Se vogliamo uscire dalla posizione reattiva e difensiva, se vogliamo passare a una sorta di offensiva – nel senso di riprendere l'iniziativa del pensiero e dell'azione – In breve, se vogliamo rendere nuovamente desiderabile il cambiamento sociale, dobbiamo reinventare la rivoluzione. Cioè ripensare la trasformazione del mondo al di fuori del modello rivoluzionario ereditato. Ripensare e riportare alla luce il cambiamento sociale e tutto ciò che ad esso è associato: le nostre figure, il nemico, l'organizzazione, la strategia, il conflitto, la tattica, il tempo, l'impegno, il pensiero, l'obiettivo, ecc. . .

impotenza incrociata

E l'impotenza? Devi attraversarlo: non rifiutarlo, ma esci dall'altra parte. Prendilo come un possibile preludio alla creazione. Lungo le pagine di questo libro vedremo apparire alcuni personaggi capaci di compiere questo gesto: inventare nuove forme di "pensare-fare" attraversando attivamente l'impotenza.

Come Antonio Gramsci che, nelle carceri di Mussolini, medita sul fallimento dei tentativi insurrezionali rivoluzionari nell'Europa occidentale (tentativo spartachista, consigli operai italiani, ecc.) e, in mezzo a questo disorientamento, caduta del modello leninista per l'Europa, ha inventato la sua nozione di "guerra di posizioni" o egemonia, che è ancora altrettanto feconda.

"In assenza di un nuovo immaginario politico, la sinistra si sforza di sfidare la gestione della paura e della vittimizzazione da parte della destra"

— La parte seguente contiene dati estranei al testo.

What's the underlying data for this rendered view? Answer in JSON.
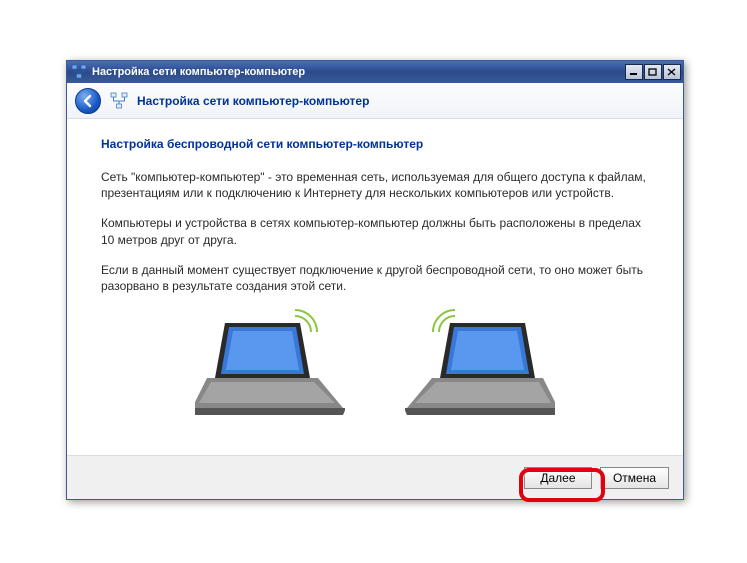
{
  "titlebar": {
    "title": "Настройка сети компьютер-компьютер"
  },
  "header": {
    "title": "Настройка сети компьютер-компьютер"
  },
  "content": {
    "heading": "Настройка беспроводной сети компьютер-компьютер",
    "para1": "Сеть \"компьютер-компьютер\" - это временная сеть, используемая для общего доступа к файлам, презентациям или к подключению к Интернету для нескольких компьютеров или устройств.",
    "para2": "Компьютеры и устройства в сетях компьютер-компьютер должны быть расположены в пределах 10 метров друг от друга.",
    "para3": "Если в данный момент существует подключение к другой беспроводной сети, то оно может быть разорвано в результате создания этой сети."
  },
  "footer": {
    "next_label": "Далее",
    "cancel_label": "Отмена"
  }
}
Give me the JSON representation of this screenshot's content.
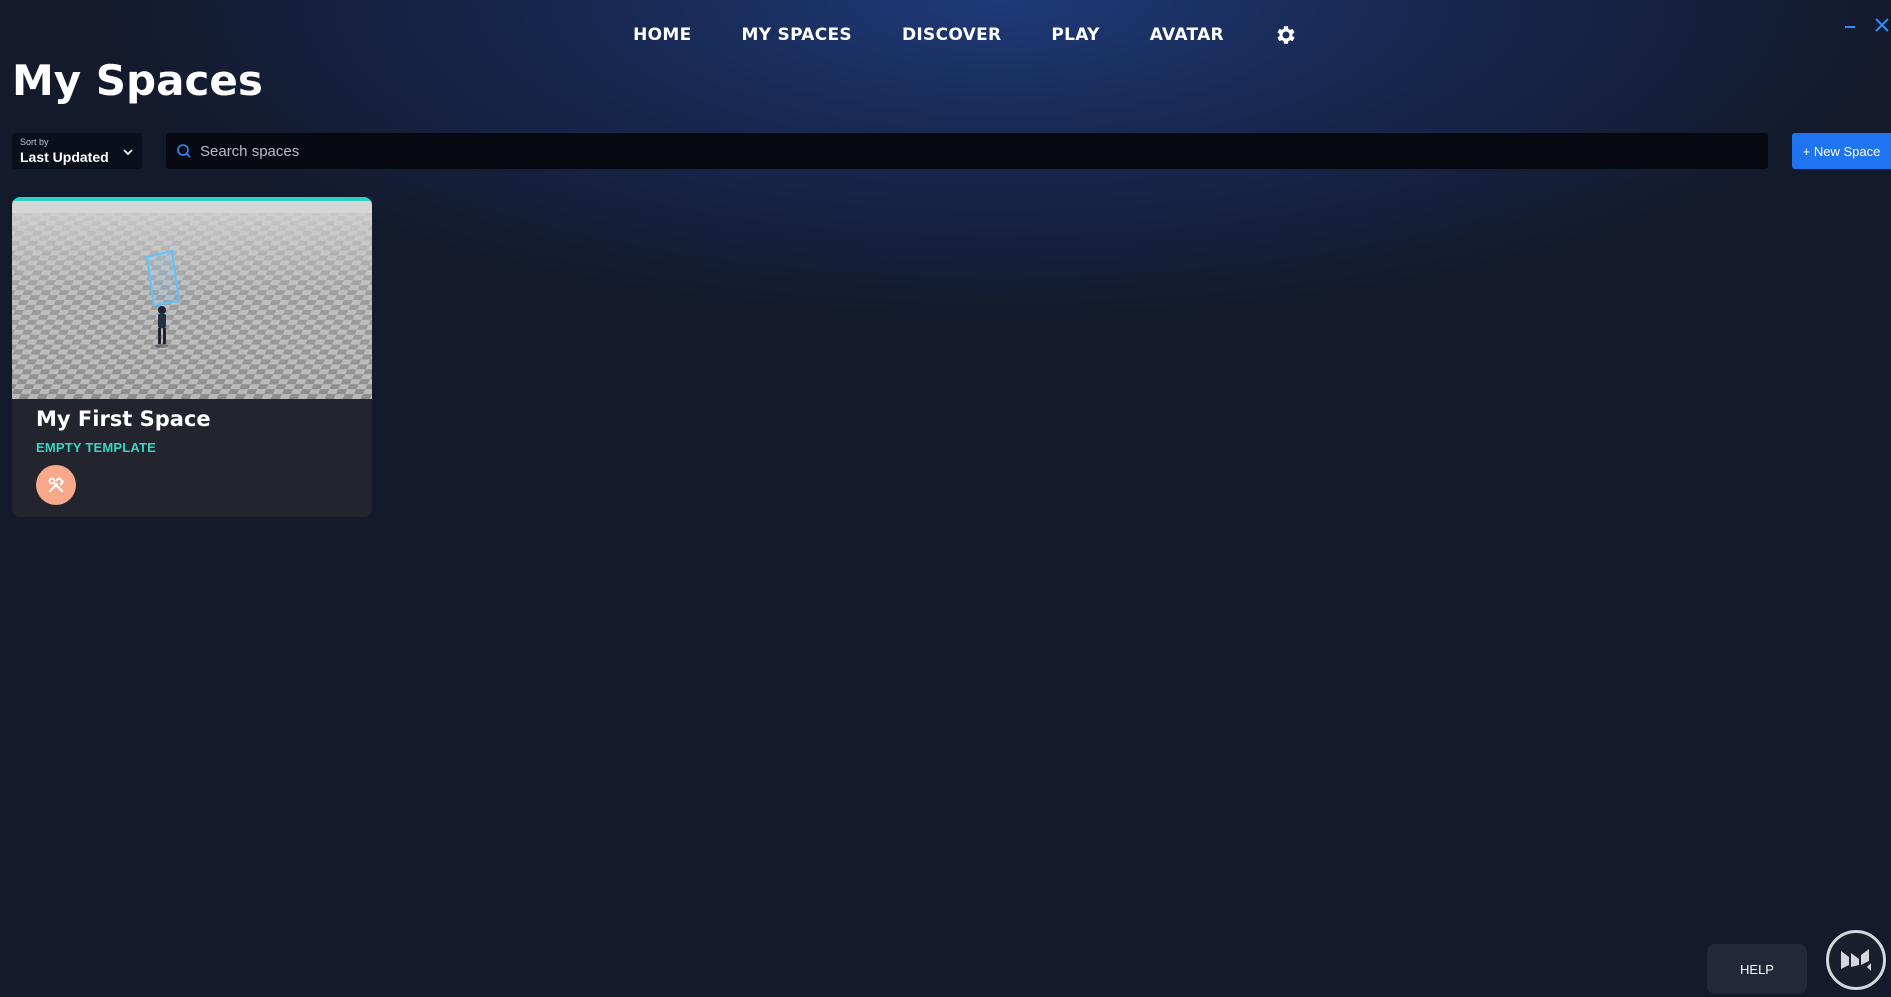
{
  "nav": {
    "items": [
      {
        "label": "HOME"
      },
      {
        "label": "MY SPACES"
      },
      {
        "label": "DISCOVER"
      },
      {
        "label": "PLAY"
      },
      {
        "label": "AVATAR"
      }
    ],
    "settings_icon": "gear-icon"
  },
  "window": {
    "minimize_icon": "minimize-icon",
    "close_icon": "close-icon"
  },
  "page": {
    "title": "My Spaces"
  },
  "toolbar": {
    "sort_caption": "Sort by",
    "sort_value": "Last Updated",
    "search_placeholder": "Search spaces",
    "new_space_label": "+ New Space"
  },
  "spaces": [
    {
      "name": "My First Space",
      "template": "EMPTY TEMPLATE",
      "badge_icon": "tools-icon"
    }
  ],
  "footer": {
    "help_label": "HELP",
    "logo_icon": "app-logo-icon"
  },
  "colors": {
    "background": "#131a2c",
    "accent_teal": "#2ad1c3",
    "primary_blue": "#1f74f0",
    "badge_peach": "#f7a98a"
  }
}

Come Lawrence d'Arabia che, perso nel deserto, ossessionato dal trovare un modo di affrontare il combattimento che eviti uno scontro frontale dove ha tutto da perdere, allucina (letteralmente) durante una notte di caldo estremo e di febbre come fare "disorganizzazione " e il "caos" delle tribù arabe una vittoriosa guerriglia.

Come Ali Abu Awwad che, in una prigione israeliana dopo aver partecipato alla prima Intifada, continua uno sciopero della fame a base di acqua e sale che dura diciassette giorni, conosce gesti di umanità da parte dei poliziotti israeliani che la presidiano, e da lì cambia completamente idea sulla resistenza e sul nemico Da allora, incoraggiare iniziative di disobbedienza civile e umanizzazione del conflitto.

Personaggi che si rendono vulnerabili, che si concedono un radicale indebolimento dei sensi che li hanno sostenuti fino ad allora e diventano capaci, grazie a questo, di creare qualcosa di nuovo, diverso, più consono alle forze presenti. Trasformare l'impotenza in nuovo potere e sconfitta continua.

Quindi c'è un lato attivo dell'impotenza, il distacco positivo da qualcosa di morto a cui ci siamo aggrappati. Siamo tutti oggi allo stesso bivio: il mondo non si lascia più rivoluzionare come una volta, non c'è più alternativa in vista, la nostra testa sbatte contro un muro, ma è al centro di questa presunta impotenza che possiamo creare qualcosa di nuovo.

Questo è un estratto da “Living and Governing: Inspirations for a New Political Conception” (Ned Ediciones), di Amador Fernández-Savater.